El proyecto podría no convertirse en ley, ya que aún necesita ser ratificado por el Senado y el presidente francés, pero las empresas francesas temen que afecte negativamente el intercambio económico entre ambos países.
Turquía niega las acusaciones que unos 1,5 millones de armenios fueron asesinados durante la desmembración del imperio otomano en la Primera Guerra Mundial, argumentando que sus muertes fueron parte de una lucha partisana en la que ambas partes sufrieron.
Sin embargo, la numerosa comunidad armenia en Francia - de hasta medio millón, una de las mayores de Europa - presionó mucho para que se adopte la ley y obtuvo un apoyo suficiente para que se aprobase por 106 votos a 19.
Cualquiera que niegue el genocidio recibirá una pena de un año de prisión y 45.000 euros de fianza, exactamente el mismo castigo que recibe negar el genocidio nazi de los judíos durante la Segunda Guerra Mundial.
'¿Tiene un genocidio cometido durante la Primera Guerra Mundial menos valor que uno genocidio cometido durante la Segunda Guerra Mundial? Obviamente no', dijo el diputado del conservador UMP Philippe Pomezec durante el debate.

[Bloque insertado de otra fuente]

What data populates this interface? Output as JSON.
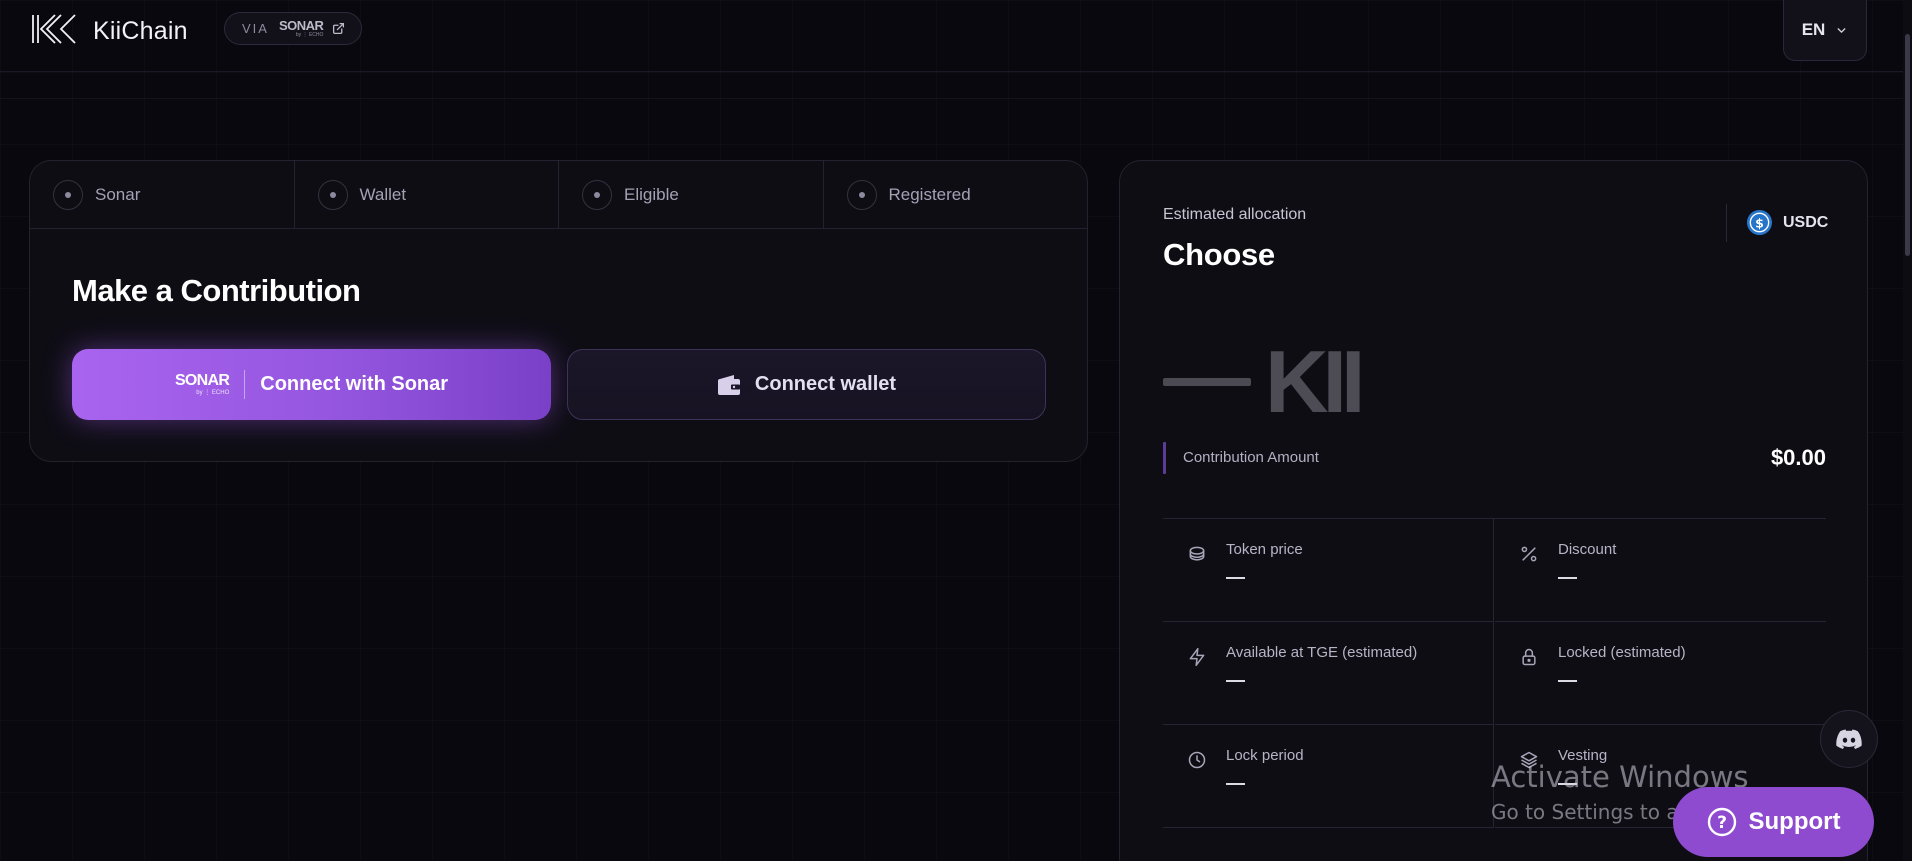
{
  "header": {
    "brand": "KiiChain",
    "via_label": "VIA",
    "via_partner": "SONAR",
    "via_partner_sub": "by ⋮ ECHO",
    "language": "EN"
  },
  "steps": [
    {
      "label": "Sonar"
    },
    {
      "label": "Wallet"
    },
    {
      "label": "Eligible"
    },
    {
      "label": "Registered"
    }
  ],
  "contribution": {
    "title": "Make a Contribution",
    "sonar_logo": "SONAR",
    "sonar_logo_sub": "by ⋮ ECHO",
    "connect_sonar_label": "Connect with Sonar",
    "connect_wallet_label": "Connect wallet"
  },
  "allocation": {
    "label": "Estimated allocation",
    "value": "Choose",
    "currency": "USDC",
    "token_symbol": "KII",
    "contribution_label": "Contribution Amount",
    "contribution_value": "$0.00",
    "stats": [
      {
        "label": "Token price",
        "value": "—",
        "icon": "coins-icon"
      },
      {
        "label": "Discount",
        "value": "—",
        "icon": "percent-icon"
      },
      {
        "label": "Available at TGE (estimated)",
        "value": "—",
        "icon": "lightning-icon"
      },
      {
        "label": "Locked (estimated)",
        "value": "—",
        "icon": "lock-icon"
      },
      {
        "label": "Lock period",
        "value": "—",
        "icon": "clock-icon"
      },
      {
        "label": "Vesting",
        "value": "—",
        "icon": "layers-icon"
      }
    ]
  },
  "support": {
    "label": "Support"
  },
  "watermark": {
    "line1": "Activate Windows",
    "line2": "Go to Settings to activate Windows."
  },
  "colors": {
    "background": "#09080e",
    "card": "#0e0d14",
    "accent_purple": "#9556df",
    "support_purple": "#8e4bcf",
    "usdc_blue": "#2775ca"
  }
}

El Gobierno francés aseguró que no apoya la ley, que calificó de 'innecesaria y poco oportuna', y prometió que se opondrá en su paso por el Senado.

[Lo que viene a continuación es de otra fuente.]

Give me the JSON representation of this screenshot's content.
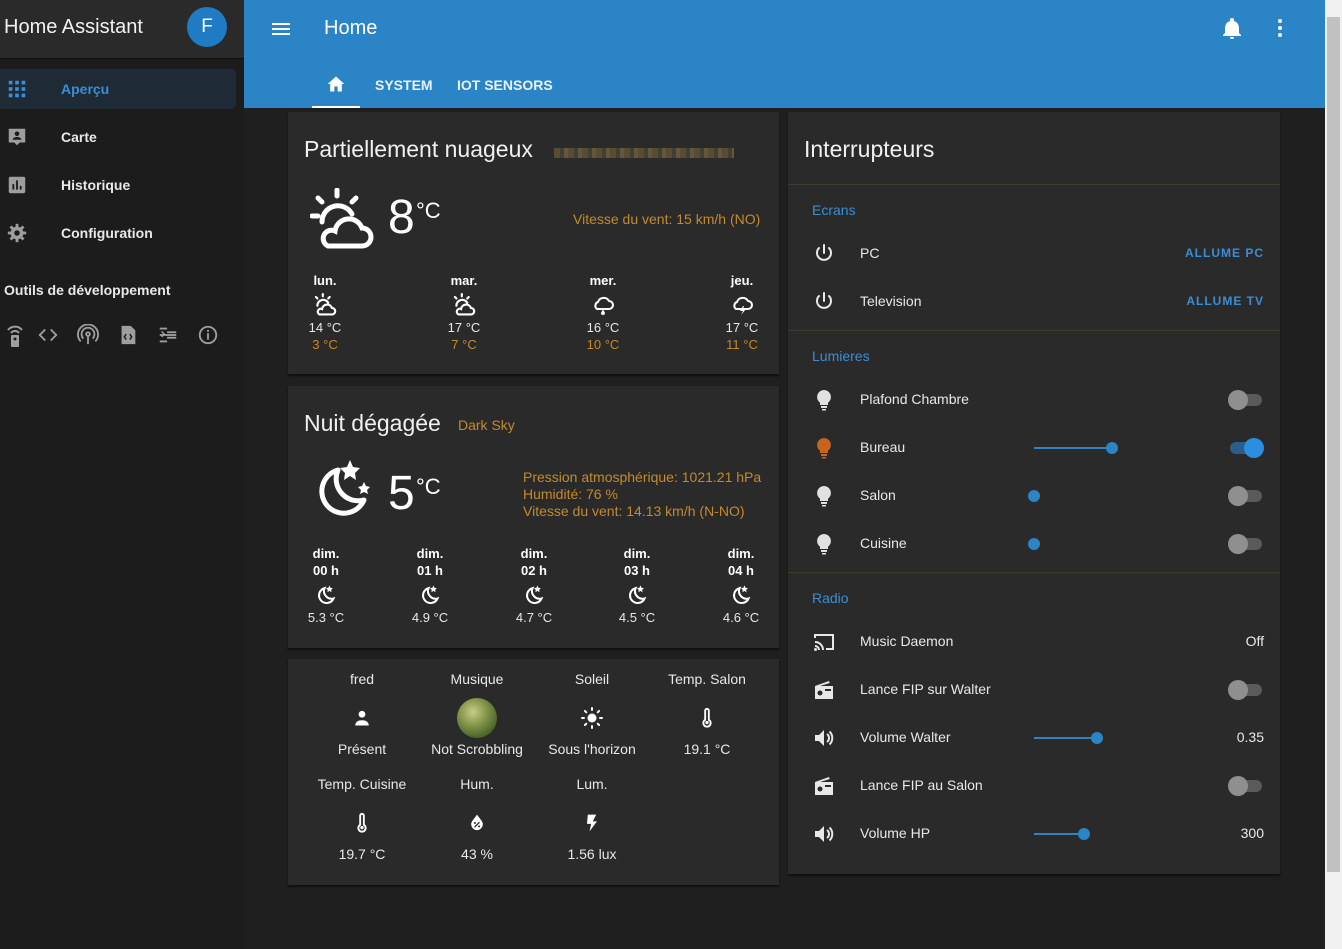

Pero el Ministerio turco de Exteriores dijo en un comunicado: 'Las relaciones franco-turcas, que se han desarrollado durante siglos (...) han recibido un fuerte revés como resultado de las reclamaciones falsas e irresponsables de políticos franceses que no ven las consecuencias políticas de sus acciones'. Ministerio de Asuntos Exteriores enfatizó que valoran mucho las relaciones con Turquía.
MUCHO EN JUEGO
Los analistas creen que en juego está más que las relaciones bilaterales, sino que con esto se fomentará el nacionalismo turco y se socava a los liberales pro-europeos, exponiendo los profundos sentimientos antiturcos en uno de los estados fundadores de la Unión.
La mayoría del pueblo francés se opone a que Turquía se una a la UE y el temor por su potencial ingreso es una de las razones por las que Francia votó el año pasado en rechazo a la Constitución Europea.
La Comisión Europea advirtió que la ley podría entorpecer los esfuerzos para acabar con décadas de disputa sobre lo ocurrido, y destacó que reconocer las muertes de los armenios como un genocidio no es un requisito para entrar en la Unión.
Tanto el todavía presidente, Jacques Chirac, como la posible candidata socialista Segolene Royal han dicho que Turquía debe reconocer que hubo un genocidio antes de entrar en la Unión, mientras que el candidato conservador Nicolas Sarkozy es contrario a su ingreso.
Pero en el Gobierno se teme también el efecto que tendrá la ley sobre el comercio, y el ministro turco de Economía, Ali Babacan, dijo que no podría descartar que no habrá consecuencias.